La República —lo enseñaron los antiguos con amarga precisión— rara vez cae por obra de enemigos que llegan desde afuera; la destruyen quienes, desde adentro, se disfrazan de defensores mientras socavan su fundamento. En ese espejo se reconoce Cepeda. Su trayectoria política no es la de un hombre que ha fortalecido la democracia, sino la de alguien que ha desgastado metódicamente sus pilares. Su comunismo originario no fue un capricho juvenil ni una extravagancia de lectura: es el eje íntimo de un proyecto que recela de la libertad, sospecha del ciudadano autónomo y se aferra a un Estado que vigila más de lo que protege.

Para gobernar una república se necesita una virtud rara: la modestia ante el poder, la conciencia de que ninguna autoridad es legítima si no se subordina a la ley. Cepeda ha caminado siempre al lado contrario. Su cercanía —política, emocional e intelectual— con quienes empuñaron las armas contra la democracia es un recordatorio de que, para él, la insurgencia no fue una herida nacional sino una causa comprensible, incluso justificable. Esa visión —que invierte el sentido moral de la justicia y coloca al Estado en el banquillo— es incompatible con la tarea de custodiar la República.

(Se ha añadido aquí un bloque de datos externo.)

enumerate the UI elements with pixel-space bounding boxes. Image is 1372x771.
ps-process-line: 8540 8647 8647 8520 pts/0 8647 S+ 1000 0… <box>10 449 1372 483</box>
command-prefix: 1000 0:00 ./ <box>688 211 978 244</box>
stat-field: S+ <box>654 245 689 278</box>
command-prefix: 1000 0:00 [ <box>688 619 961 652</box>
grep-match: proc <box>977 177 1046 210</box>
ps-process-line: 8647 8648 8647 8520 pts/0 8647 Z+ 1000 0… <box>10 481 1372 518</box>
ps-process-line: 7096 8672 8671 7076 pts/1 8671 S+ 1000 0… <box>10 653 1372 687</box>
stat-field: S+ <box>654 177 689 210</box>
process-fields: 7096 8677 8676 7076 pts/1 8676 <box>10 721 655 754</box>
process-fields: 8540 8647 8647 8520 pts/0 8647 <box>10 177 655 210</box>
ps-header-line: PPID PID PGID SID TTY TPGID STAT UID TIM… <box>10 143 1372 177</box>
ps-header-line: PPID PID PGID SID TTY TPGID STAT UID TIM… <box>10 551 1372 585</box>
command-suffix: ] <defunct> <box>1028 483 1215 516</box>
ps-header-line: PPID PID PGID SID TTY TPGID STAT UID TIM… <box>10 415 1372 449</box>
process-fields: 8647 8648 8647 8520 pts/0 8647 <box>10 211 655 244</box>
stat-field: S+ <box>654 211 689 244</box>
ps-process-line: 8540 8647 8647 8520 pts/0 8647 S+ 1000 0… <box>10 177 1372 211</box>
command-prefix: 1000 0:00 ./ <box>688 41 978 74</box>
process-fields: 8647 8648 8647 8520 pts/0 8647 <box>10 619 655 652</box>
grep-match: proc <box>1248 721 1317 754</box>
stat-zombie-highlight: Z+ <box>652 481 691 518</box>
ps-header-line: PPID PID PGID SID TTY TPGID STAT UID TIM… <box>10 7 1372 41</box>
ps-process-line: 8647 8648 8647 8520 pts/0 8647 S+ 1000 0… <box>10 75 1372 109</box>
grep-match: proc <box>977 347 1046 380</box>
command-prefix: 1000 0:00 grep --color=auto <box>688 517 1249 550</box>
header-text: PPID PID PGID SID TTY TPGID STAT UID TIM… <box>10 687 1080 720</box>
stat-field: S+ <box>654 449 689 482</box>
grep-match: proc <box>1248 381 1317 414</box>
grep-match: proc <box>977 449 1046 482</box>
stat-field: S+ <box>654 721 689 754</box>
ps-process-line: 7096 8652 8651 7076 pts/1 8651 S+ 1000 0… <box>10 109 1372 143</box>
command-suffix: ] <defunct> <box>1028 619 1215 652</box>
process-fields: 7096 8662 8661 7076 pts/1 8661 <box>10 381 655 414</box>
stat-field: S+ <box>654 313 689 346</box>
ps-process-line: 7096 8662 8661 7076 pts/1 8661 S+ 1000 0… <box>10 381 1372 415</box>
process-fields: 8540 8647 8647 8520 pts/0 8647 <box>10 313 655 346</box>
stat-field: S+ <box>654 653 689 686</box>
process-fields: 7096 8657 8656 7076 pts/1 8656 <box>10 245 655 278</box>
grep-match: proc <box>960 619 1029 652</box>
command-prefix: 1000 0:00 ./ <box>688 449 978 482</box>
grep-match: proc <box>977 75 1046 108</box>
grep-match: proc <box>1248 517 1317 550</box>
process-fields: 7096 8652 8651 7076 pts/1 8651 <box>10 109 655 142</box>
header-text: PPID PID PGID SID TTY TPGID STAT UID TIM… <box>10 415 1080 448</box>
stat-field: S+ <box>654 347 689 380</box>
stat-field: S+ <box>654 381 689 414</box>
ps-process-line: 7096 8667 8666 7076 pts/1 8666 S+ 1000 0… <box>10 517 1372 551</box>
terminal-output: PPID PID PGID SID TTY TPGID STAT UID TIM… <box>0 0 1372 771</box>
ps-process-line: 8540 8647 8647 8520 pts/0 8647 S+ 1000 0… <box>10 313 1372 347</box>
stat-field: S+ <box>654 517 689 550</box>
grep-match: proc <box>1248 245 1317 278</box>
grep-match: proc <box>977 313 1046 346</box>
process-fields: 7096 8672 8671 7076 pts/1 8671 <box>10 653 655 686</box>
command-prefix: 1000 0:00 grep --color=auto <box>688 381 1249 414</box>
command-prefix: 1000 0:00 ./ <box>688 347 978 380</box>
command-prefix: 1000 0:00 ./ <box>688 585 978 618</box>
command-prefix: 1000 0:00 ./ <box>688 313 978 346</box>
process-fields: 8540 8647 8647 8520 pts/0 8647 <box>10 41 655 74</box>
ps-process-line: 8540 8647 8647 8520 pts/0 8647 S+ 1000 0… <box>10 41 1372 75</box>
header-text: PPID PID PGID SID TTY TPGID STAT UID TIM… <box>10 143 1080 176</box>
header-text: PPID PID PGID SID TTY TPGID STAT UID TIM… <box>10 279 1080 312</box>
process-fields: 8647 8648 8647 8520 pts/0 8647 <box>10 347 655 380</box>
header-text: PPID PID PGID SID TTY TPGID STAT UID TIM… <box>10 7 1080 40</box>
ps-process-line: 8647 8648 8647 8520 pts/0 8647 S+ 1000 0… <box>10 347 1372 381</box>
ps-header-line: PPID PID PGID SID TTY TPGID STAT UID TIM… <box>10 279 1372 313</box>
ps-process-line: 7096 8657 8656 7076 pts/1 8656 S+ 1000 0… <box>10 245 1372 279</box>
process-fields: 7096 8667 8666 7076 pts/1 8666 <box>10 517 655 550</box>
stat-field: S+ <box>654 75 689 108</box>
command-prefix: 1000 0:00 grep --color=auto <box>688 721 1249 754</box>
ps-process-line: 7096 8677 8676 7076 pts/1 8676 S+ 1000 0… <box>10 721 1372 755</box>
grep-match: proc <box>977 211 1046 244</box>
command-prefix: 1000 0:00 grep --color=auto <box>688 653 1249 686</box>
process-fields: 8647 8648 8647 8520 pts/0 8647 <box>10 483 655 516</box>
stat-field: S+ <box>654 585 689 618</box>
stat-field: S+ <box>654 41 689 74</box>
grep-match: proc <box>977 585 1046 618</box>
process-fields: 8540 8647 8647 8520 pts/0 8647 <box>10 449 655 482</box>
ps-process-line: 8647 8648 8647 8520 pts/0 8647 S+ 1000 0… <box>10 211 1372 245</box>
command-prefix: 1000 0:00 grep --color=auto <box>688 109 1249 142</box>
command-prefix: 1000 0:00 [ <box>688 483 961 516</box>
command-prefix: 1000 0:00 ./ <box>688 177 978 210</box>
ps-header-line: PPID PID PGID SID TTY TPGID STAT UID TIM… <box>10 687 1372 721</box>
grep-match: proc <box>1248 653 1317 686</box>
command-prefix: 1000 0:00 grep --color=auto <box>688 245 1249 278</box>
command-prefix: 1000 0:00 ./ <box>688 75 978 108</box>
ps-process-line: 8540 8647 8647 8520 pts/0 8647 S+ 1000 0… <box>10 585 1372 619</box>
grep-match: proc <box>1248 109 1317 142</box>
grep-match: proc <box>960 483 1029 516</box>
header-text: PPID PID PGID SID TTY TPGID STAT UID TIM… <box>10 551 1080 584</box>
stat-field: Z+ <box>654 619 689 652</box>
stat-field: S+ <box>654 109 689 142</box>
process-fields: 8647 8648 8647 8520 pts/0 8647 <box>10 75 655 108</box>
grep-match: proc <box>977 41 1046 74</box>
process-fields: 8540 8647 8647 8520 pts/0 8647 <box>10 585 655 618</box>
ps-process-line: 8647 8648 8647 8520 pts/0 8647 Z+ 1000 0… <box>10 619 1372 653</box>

Un gobernante no puede considerar culpable a la nación por defenderse de quienes pretendían aniquilarla. Un gobernante no puede admirar a quienes la atacaron. Y, sobre todo, un gobernante no puede proponerse desarmar moralmente las instituciones que debe resguardar.

Las élites que hoy se acercan a Cepeda, convencidas de que la cortesía política es un escudo, repiten el error de los notables romanos que buscaban congraciarse con Catilina para evitar su furia. La historia fue implacable con ellos, como lo es siempre con quienes creen que pactar con un futuro tirano es garantía de clemencia: suelen ser los primeros en caer bajo el peso del poder que ayudaron a encumbrar.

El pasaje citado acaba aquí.